If you are growing marijuana outdoors, you have much less control over the conditions when compared to an artificial indoor environment. However there are numerous ways to prevent fungus gnats from munching on your crop. One option is to sterilize your potting soil to make sure no pesky eggs are laying in wait. Some growers go so far as to employ predatory insects to annihilate those that are preying on your weed. Planting garlic and onions in close proximity to your plants can form a defensive shield that wards off predators also. For more tips on protecting your outdoor cannabis crops, see The Basics of Cannabis Outdoor Growing.
What To Do When Infestations Take Place
Inspect your weed plants daily. As well as taking time to witness their beautiful aesthetics and aromas, take a quick check to identify any possible fungus gnats symptoms. The sooner you find out they are there, the faster you can remedy the problem.
If you are unlucky enough to find an invasion has taken place there are multiple ways to deal with the problem. First things first, place yellow sticky cards within the growing area. The bright color of these tools will attract flying gnats and then trap them within the glue present on the cards. This will help to pull down the total numbers of fungus gnats attacking your marijuana, and will also be a helpful technique to observe just how severe the situation is.
Secondly, as discussed, analyze your watering methods. Cease watering your plants until the top soil has dried out. This will bring down the amount of fungus in your soil and starve the larvae. To speed up the drying process direct a light fan at the topsoil.

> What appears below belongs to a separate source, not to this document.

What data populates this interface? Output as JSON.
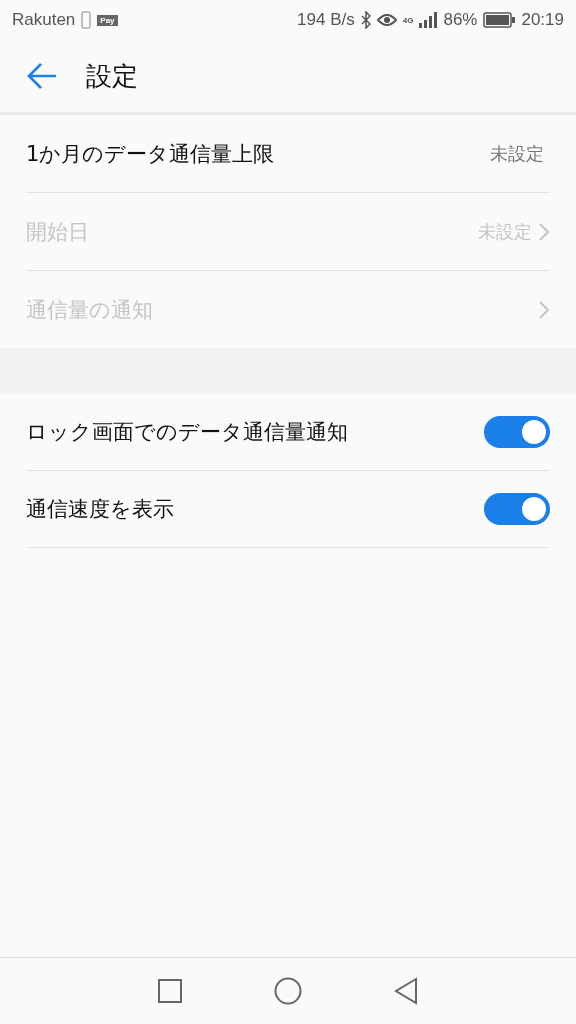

Applying neem oil to your soil is a good way to tackle the problem. It has been shown to be very effective at clearing fungus gnats and other pests that might be lingering. Sprinkling food grade diatomaceous earth onto your soil will help too, as it is a natural and organic insect killer derived from fossilized shells.
Certain bacteria can be introduced to the soil in order to destroy invading fungus gnats. However some of these methods will actually damage the beneficial microbes within your soil which will take time to grow back. For this reason it is best to use gentler means, such as an organic version of Bacillus thuringiensis.